Custom Aircraft Cabinets received almost $634,500 in state funding from the governor’s quick-action closing fund to go toward renovating the 146,000-square-foot former National Home Centers building on Landers Road in Sherwood, adjacent to Sam’s Club.

The state also will provide the cabinet firm with an income tax credit of 1 percent of payroll for the next five years and will provide sales-tax refunds on eligible building materials and machinery associated with the expansion.

The company’s expansion is “breaking the trend” in the industry, Gov. Mike Beebe said at Friday’s announcement. Some companies in the industry are reducing their work forces.

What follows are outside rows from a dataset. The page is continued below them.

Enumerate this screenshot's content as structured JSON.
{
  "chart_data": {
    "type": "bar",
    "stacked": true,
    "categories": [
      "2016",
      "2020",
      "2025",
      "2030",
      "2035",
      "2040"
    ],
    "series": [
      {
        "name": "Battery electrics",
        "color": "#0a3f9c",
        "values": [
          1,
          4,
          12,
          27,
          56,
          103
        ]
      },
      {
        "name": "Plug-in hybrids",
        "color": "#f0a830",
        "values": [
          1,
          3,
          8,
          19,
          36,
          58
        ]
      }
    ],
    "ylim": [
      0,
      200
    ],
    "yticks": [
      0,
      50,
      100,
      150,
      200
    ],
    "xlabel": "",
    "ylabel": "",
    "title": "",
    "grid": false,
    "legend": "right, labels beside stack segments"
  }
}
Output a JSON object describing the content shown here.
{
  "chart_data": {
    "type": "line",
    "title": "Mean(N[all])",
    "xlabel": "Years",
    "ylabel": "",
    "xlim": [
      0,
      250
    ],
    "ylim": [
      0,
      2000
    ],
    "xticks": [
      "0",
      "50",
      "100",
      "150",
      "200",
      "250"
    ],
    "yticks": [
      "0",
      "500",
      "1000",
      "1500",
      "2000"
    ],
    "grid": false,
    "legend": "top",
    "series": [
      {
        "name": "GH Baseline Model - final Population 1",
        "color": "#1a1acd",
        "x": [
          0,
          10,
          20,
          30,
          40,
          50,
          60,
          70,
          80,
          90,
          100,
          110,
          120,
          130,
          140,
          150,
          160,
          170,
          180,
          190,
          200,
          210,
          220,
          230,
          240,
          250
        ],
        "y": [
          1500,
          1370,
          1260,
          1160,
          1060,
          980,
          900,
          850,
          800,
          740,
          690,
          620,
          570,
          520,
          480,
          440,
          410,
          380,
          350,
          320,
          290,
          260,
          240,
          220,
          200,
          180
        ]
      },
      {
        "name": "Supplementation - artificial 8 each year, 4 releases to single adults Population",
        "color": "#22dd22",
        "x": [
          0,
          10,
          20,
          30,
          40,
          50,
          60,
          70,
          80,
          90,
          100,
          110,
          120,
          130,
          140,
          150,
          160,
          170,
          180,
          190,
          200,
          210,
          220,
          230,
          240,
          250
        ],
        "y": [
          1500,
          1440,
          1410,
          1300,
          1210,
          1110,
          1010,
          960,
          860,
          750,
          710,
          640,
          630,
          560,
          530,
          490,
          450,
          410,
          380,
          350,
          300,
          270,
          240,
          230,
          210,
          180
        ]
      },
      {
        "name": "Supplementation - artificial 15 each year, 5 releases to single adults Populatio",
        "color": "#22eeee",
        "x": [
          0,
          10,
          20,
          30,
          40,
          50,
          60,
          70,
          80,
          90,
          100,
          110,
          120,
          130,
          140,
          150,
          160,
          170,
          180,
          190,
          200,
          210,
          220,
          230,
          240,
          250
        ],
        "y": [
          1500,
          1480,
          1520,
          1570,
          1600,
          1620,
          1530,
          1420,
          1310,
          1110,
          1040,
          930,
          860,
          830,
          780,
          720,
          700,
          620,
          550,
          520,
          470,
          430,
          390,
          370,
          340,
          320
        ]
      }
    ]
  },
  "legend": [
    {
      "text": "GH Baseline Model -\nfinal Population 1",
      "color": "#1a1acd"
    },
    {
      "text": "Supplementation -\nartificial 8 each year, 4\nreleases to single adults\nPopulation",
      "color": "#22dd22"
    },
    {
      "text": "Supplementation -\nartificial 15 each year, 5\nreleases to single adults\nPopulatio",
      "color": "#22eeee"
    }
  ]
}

Hawker Beechcraft, which does finishing work on private jets in Little Rock, said a month ago that it would lay off 170 of its approximately 450 employees at the plant. A Chinese firm has offered to pay $1.8 billion to acquire Hawker Beechcraft, a Wichita, Kan., firm that is in bankruptcy. Another jet-maker, Dassault Falcon Jet, laid off about 150 workers in Little Rock three years ago.

Hawker Beechcraft and Dassault Falcon Jet are customers of Custom Aircraft Cabinets, as well as Midcoast Aviation, Gueringer said. Midcoast Aviation is now known as Jet Aviation of St. Louis, which does aircraft maintenance and modification.

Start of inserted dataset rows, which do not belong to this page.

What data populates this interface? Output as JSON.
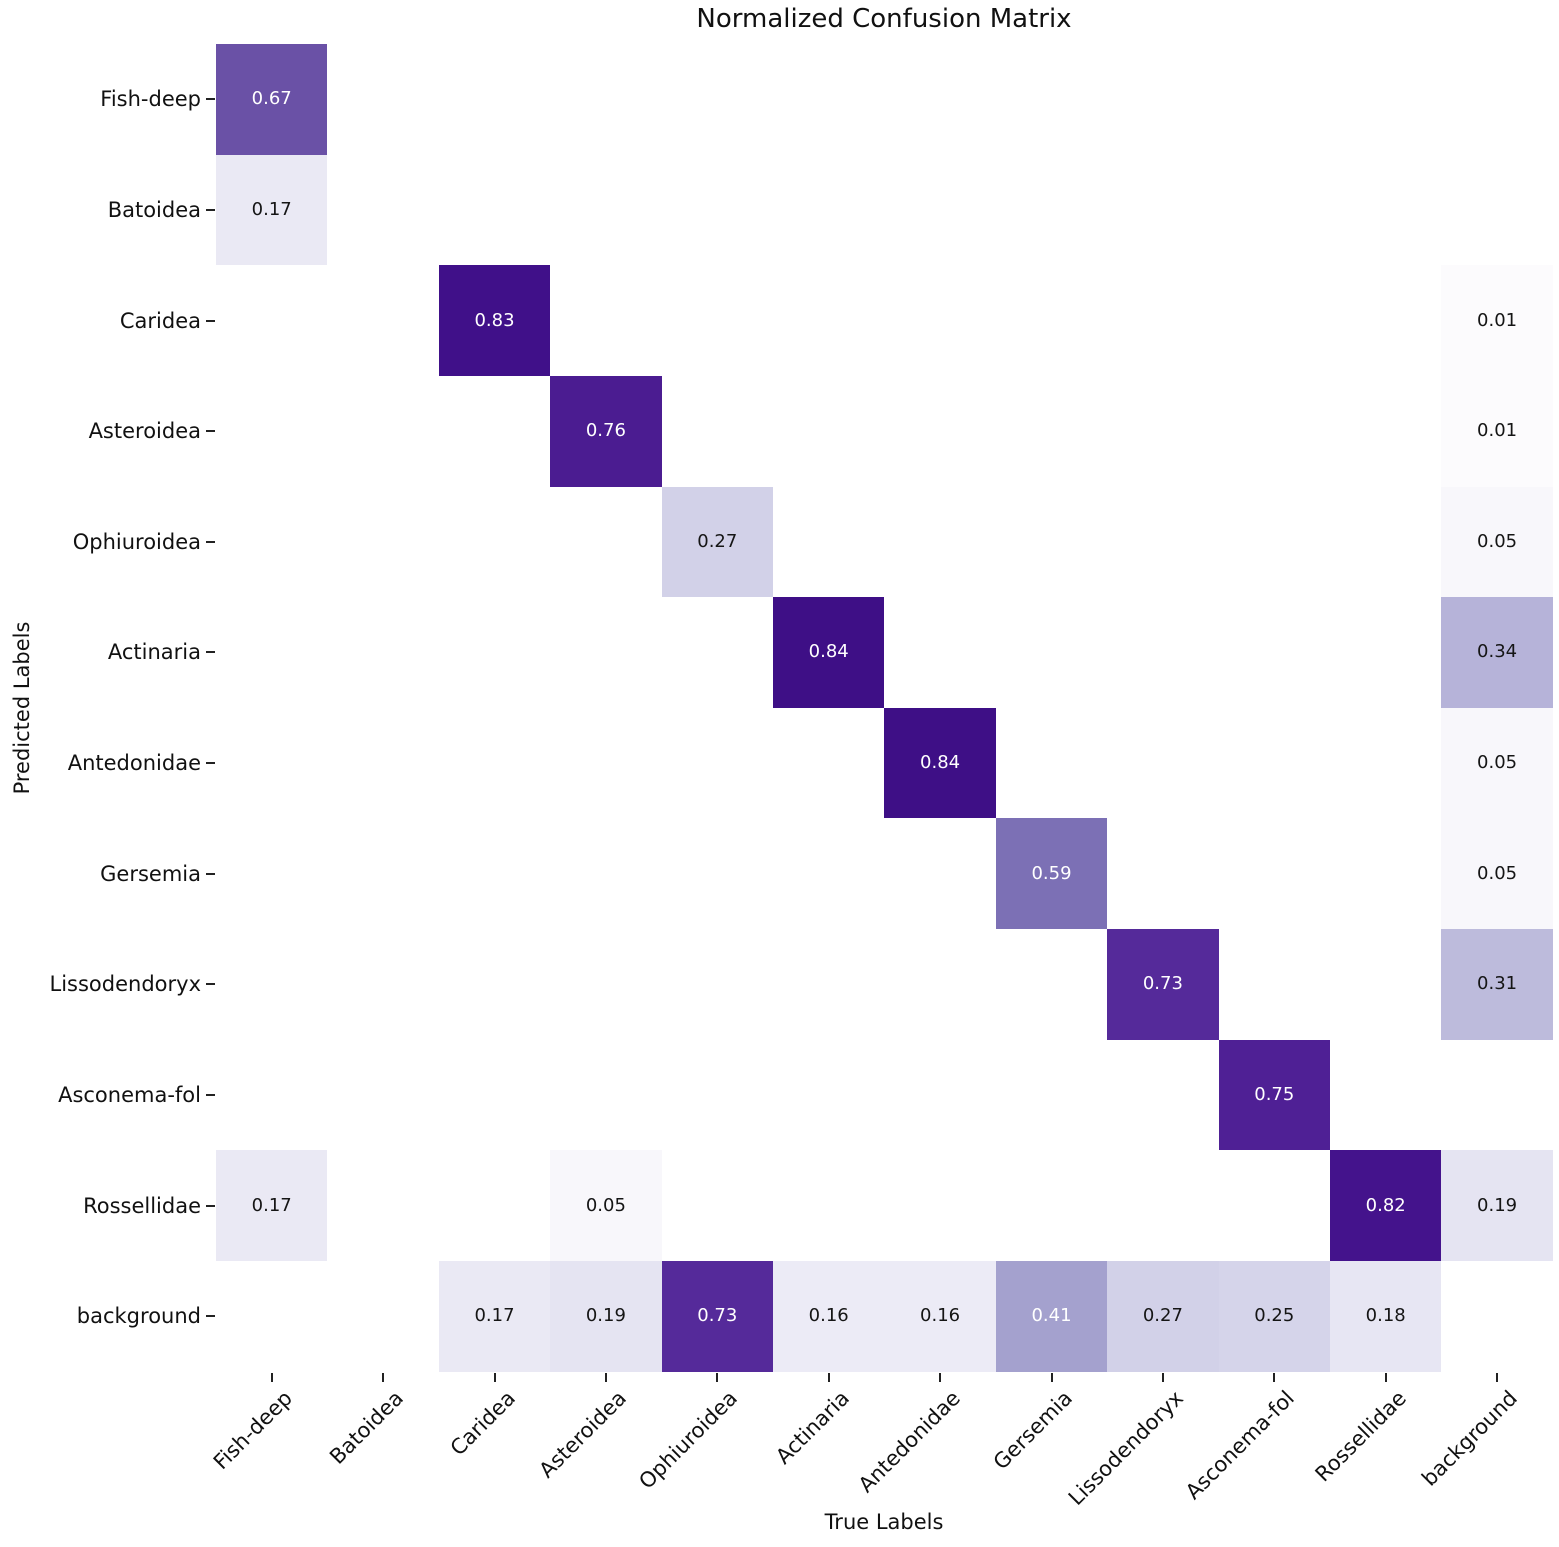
{
  "chart_data": {
    "type": "heatmap",
    "title": "Normalized Confusion Matrix",
    "xlabel": "True Labels",
    "ylabel": "Predicted Labels",
    "colormap": "Purples",
    "value_range": [
      0,
      1
    ],
    "x_tick_rotation": 45,
    "grid": "off",
    "legend_position": "none",
    "x_categories": [
      "Fish-deep",
      "Batoidea",
      "Caridea",
      "Asteroidea",
      "Ophiuroidea",
      "Actinaria",
      "Antedonidae",
      "Gersemia",
      "Lissodendoryx",
      "Asconema-fol",
      "Rossellidae",
      "background"
    ],
    "y_categories": [
      "Fish-deep",
      "Batoidea",
      "Caridea",
      "Asteroidea",
      "Ophiuroidea",
      "Actinaria",
      "Antedonidae",
      "Gersemia",
      "Lissodendoryx",
      "Asconema-fol",
      "Rossellidae",
      "background"
    ],
    "empty_cell_color": "#ffffff",
    "cells": [
      {
        "r": 0,
        "c": 0,
        "pred": "Fish-deep",
        "true": "Fish-deep",
        "value": "0.67",
        "bg": "#6a51a6",
        "fg": "#ffffff"
      },
      {
        "r": 1,
        "c": 0,
        "pred": "Batoidea",
        "true": "Fish-deep",
        "value": "0.17",
        "bg": "#eae9f4",
        "fg": "#151515"
      },
      {
        "r": 2,
        "c": 2,
        "pred": "Caridea",
        "true": "Caridea",
        "value": "0.83",
        "bg": "#401089",
        "fg": "#ffffff"
      },
      {
        "r": 2,
        "c": 11,
        "pred": "Caridea",
        "true": "background",
        "value": "0.01",
        "bg": "#fcfbfd",
        "fg": "#151515"
      },
      {
        "r": 3,
        "c": 3,
        "pred": "Asteroidea",
        "true": "Asteroidea",
        "value": "0.76",
        "bg": "#4b1c91",
        "fg": "#ffffff"
      },
      {
        "r": 3,
        "c": 11,
        "pred": "Asteroidea",
        "true": "background",
        "value": "0.01",
        "bg": "#fcfbfd",
        "fg": "#151515"
      },
      {
        "r": 4,
        "c": 4,
        "pred": "Ophiuroidea",
        "true": "Ophiuroidea",
        "value": "0.27",
        "bg": "#d2d1e8",
        "fg": "#151515"
      },
      {
        "r": 4,
        "c": 11,
        "pred": "Ophiuroidea",
        "true": "background",
        "value": "0.05",
        "bg": "#f8f7fb",
        "fg": "#151515"
      },
      {
        "r": 5,
        "c": 5,
        "pred": "Actinaria",
        "true": "Actinaria",
        "value": "0.84",
        "bg": "#3e0f86",
        "fg": "#ffffff"
      },
      {
        "r": 5,
        "c": 11,
        "pred": "Actinaria",
        "true": "background",
        "value": "0.34",
        "bg": "#b6b3d9",
        "fg": "#151515"
      },
      {
        "r": 6,
        "c": 6,
        "pred": "Antedonidae",
        "true": "Antedonidae",
        "value": "0.84",
        "bg": "#3e0f86",
        "fg": "#ffffff"
      },
      {
        "r": 6,
        "c": 11,
        "pred": "Antedonidae",
        "true": "background",
        "value": "0.05",
        "bg": "#f8f7fb",
        "fg": "#151515"
      },
      {
        "r": 7,
        "c": 7,
        "pred": "Gersemia",
        "true": "Gersemia",
        "value": "0.59",
        "bg": "#7c70b5",
        "fg": "#ffffff"
      },
      {
        "r": 7,
        "c": 11,
        "pred": "Gersemia",
        "true": "background",
        "value": "0.05",
        "bg": "#f8f7fb",
        "fg": "#151515"
      },
      {
        "r": 8,
        "c": 8,
        "pred": "Lissodendoryx",
        "true": "Lissodendoryx",
        "value": "0.73",
        "bg": "#552a9a",
        "fg": "#ffffff"
      },
      {
        "r": 8,
        "c": 11,
        "pred": "Lissodendoryx",
        "true": "background",
        "value": "0.31",
        "bg": "#bdbbdc",
        "fg": "#151515"
      },
      {
        "r": 9,
        "c": 9,
        "pred": "Asconema-fol",
        "true": "Asconema-fol",
        "value": "0.75",
        "bg": "#4f2095",
        "fg": "#ffffff"
      },
      {
        "r": 10,
        "c": 0,
        "pred": "Rossellidae",
        "true": "Fish-deep",
        "value": "0.17",
        "bg": "#eae9f4",
        "fg": "#151515"
      },
      {
        "r": 10,
        "c": 3,
        "pred": "Rossellidae",
        "true": "Asteroidea",
        "value": "0.05",
        "bg": "#f8f7fb",
        "fg": "#151515"
      },
      {
        "r": 10,
        "c": 10,
        "pred": "Rossellidae",
        "true": "Rossellidae",
        "value": "0.82",
        "bg": "#44138c",
        "fg": "#ffffff"
      },
      {
        "r": 10,
        "c": 11,
        "pred": "Rossellidae",
        "true": "background",
        "value": "0.19",
        "bg": "#e5e4f2",
        "fg": "#151515"
      },
      {
        "r": 11,
        "c": 2,
        "pred": "background",
        "true": "Caridea",
        "value": "0.17",
        "bg": "#eae9f4",
        "fg": "#151515"
      },
      {
        "r": 11,
        "c": 3,
        "pred": "background",
        "true": "Asteroidea",
        "value": "0.19",
        "bg": "#e5e4f2",
        "fg": "#151515"
      },
      {
        "r": 11,
        "c": 4,
        "pred": "background",
        "true": "Ophiuroidea",
        "value": "0.73",
        "bg": "#552a9a",
        "fg": "#ffffff"
      },
      {
        "r": 11,
        "c": 5,
        "pred": "background",
        "true": "Actinaria",
        "value": "0.16",
        "bg": "#ecebf6",
        "fg": "#151515"
      },
      {
        "r": 11,
        "c": 6,
        "pred": "background",
        "true": "Antedonidae",
        "value": "0.16",
        "bg": "#ecebf6",
        "fg": "#151515"
      },
      {
        "r": 11,
        "c": 7,
        "pred": "background",
        "true": "Gersemia",
        "value": "0.41",
        "bg": "#a4a1ce",
        "fg": "#ffffff"
      },
      {
        "r": 11,
        "c": 8,
        "pred": "background",
        "true": "Lissodendoryx",
        "value": "0.27",
        "bg": "#d2d1e8",
        "fg": "#151515"
      },
      {
        "r": 11,
        "c": 9,
        "pred": "background",
        "true": "Asconema-fol",
        "value": "0.25",
        "bg": "#d5d4ea",
        "fg": "#151515"
      },
      {
        "r": 11,
        "c": 10,
        "pred": "background",
        "true": "Rossellidae",
        "value": "0.18",
        "bg": "#e7e6f3",
        "fg": "#151515"
      }
    ]
  }
}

Also in early August, LM Windpower said it would lay off more than 230 employees at its turbine blade plant at the Little Rock Port, including all of its 140 temporary workers.

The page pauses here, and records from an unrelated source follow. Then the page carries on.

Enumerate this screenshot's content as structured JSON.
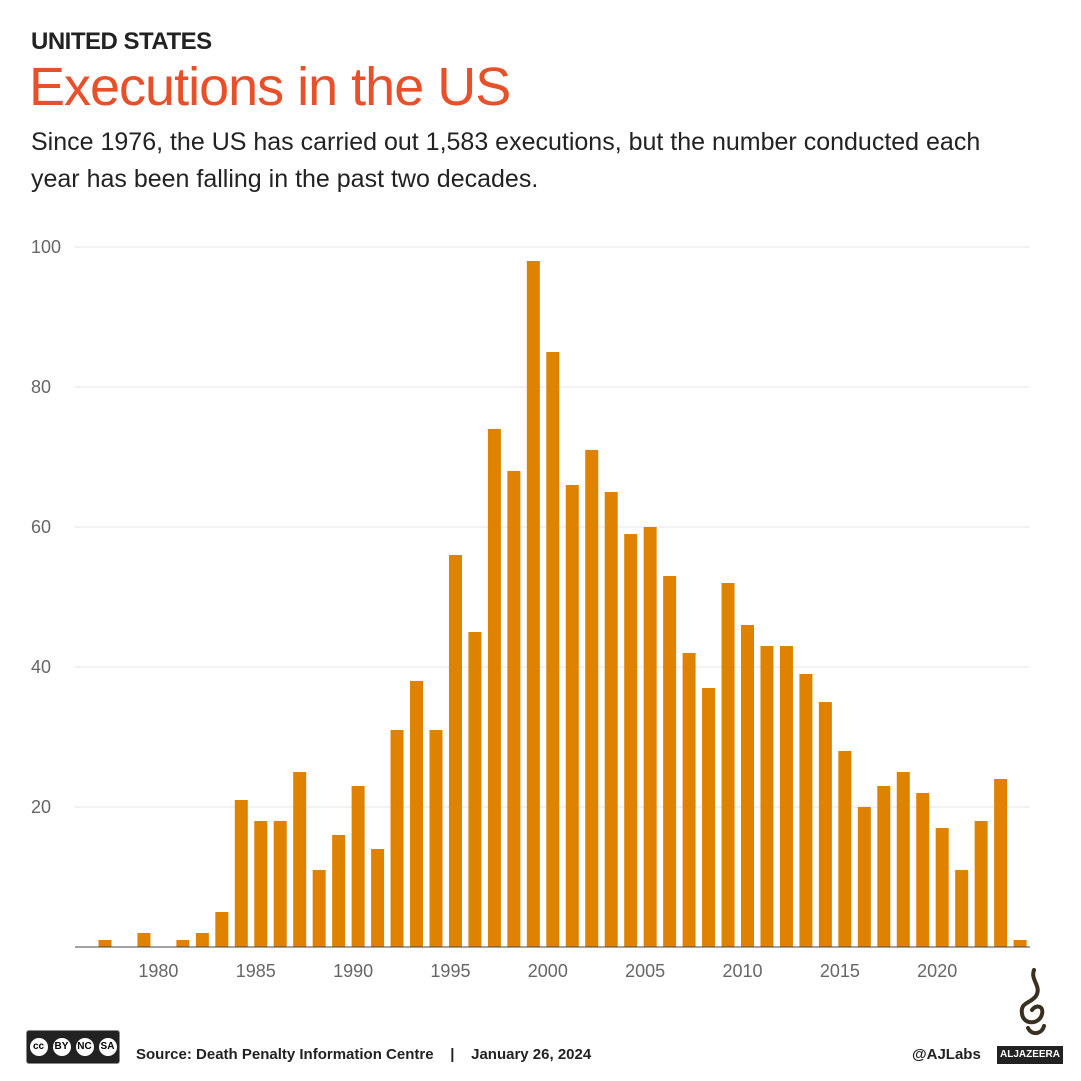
{
  "header": {
    "kicker": "UNITED STATES",
    "title": "Executions in the US",
    "subtitle": "Since 1976, the US has carried out 1,583 executions, but the number conducted each year has been falling in the past two decades."
  },
  "chart_data": {
    "type": "bar",
    "title": "",
    "xlabel": "",
    "ylabel": "",
    "ylim": [
      0,
      100
    ],
    "yticks": [
      20,
      40,
      60,
      80,
      100
    ],
    "xticks": [
      1980,
      1985,
      1990,
      1995,
      2000,
      2005,
      2010,
      2015,
      2020
    ],
    "grid": true,
    "bar_color": "#df8200",
    "categories": [
      1977,
      1978,
      1979,
      1980,
      1981,
      1982,
      1983,
      1984,
      1985,
      1986,
      1987,
      1988,
      1989,
      1990,
      1991,
      1992,
      1993,
      1994,
      1995,
      1996,
      1997,
      1998,
      1999,
      2000,
      2001,
      2002,
      2003,
      2004,
      2005,
      2006,
      2007,
      2008,
      2009,
      2010,
      2011,
      2012,
      2013,
      2014,
      2015,
      2016,
      2017,
      2018,
      2019,
      2020,
      2021,
      2022,
      2023,
      2024
    ],
    "values": [
      1,
      0,
      2,
      0,
      1,
      2,
      5,
      21,
      18,
      18,
      25,
      11,
      16,
      23,
      14,
      31,
      38,
      31,
      56,
      45,
      74,
      68,
      98,
      85,
      66,
      71,
      65,
      59,
      60,
      53,
      42,
      37,
      52,
      46,
      43,
      43,
      39,
      35,
      28,
      20,
      23,
      25,
      22,
      17,
      11,
      18,
      24,
      1
    ]
  },
  "footer": {
    "source": "Source: Death Penalty Information Centre",
    "separator": "|",
    "date": "January 26, 2024",
    "handle": "@AJLabs",
    "brand": "ALJAZEERA",
    "license": [
      "cc",
      "BY",
      "NC",
      "SA"
    ]
  },
  "colors": {
    "title": "#e8502a",
    "bar": "#df8200"
  }
}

On the other side of the coin, Caterpillar Inc., which has a 700,000-square-foot plant in North Little Rock, said in March that it would hire 125 workers to start a third shift.

Reesnes said Custom Aircraft Cabinets has been contacted by some of its customers recently, seeking more products.

“They’ve been watching us over the 23 years and know our reputation,” Reesnes said. “They are getting busy and are needing help.”

Gueringer said the company gets numerous calls from businesses that say they are unhappy with their current suppliers.

“We just don’t have complaints about the quality of our work,” Gueringer said.

The business aviation industry has been in an “incremental recovery” for the past couple of years, said Dan Hubbard, senior vice president for the National Business Aviation Association in Washington, D.C.

“What we’re seeing at this point in the economy is a mixed picture in the aviation industry,” Hubbard said. “By any metric you would use — flight hours, aircraft sales, size of the preowned aircraft fleet and employment — there was a downward turn in late 2008 and 2009. It was not until sometime in 2010 before you started seeing things stop getting worse.”

There are a lot of small and midsize companies across the country in the business aviation industry that have recently started showing improvement in business, Hubbard said.

Reesnes said companies that make and work on small private jets, but not larger private jets, have been hurting.

“Everything has taken a hit in this economy and everything has slowed down, but now we’re seeing signs that everything is starting to pick back up again,” Reesnes said.

Before beginning Custom Aircraft Cabinets in 1989, Reesnes and Gueringer worked for several firms, including Dassault and a jet-finishing company that has since gone out of business.

The two said they had a dream to start their own business, so they first prayed about it.

“And God told us that was a good thing to do, and He would be with us,” Reesnes said.

In August 1989, they quit their jobs and opened shop in Gueringer’s parent’s garage. Gueringer was 36 at the time.

It was difficult at first to get contracts because the two were unknown to manufacturers of private jets.

“It was just cold calling, begging for an opportunity to show them what we could do,” Gueringer said.

They repeatedly talked to officials at what was then Midcoast Aviation’s headquarters in St. Louis. Eventually, Midcoast invited the two to St. Louis to show what they could do, Gueringer said.

One of the first jobs they worked on was building cabinets for Walt Disney’s first corporate airplane, a Gulfstream turboprop, the two said.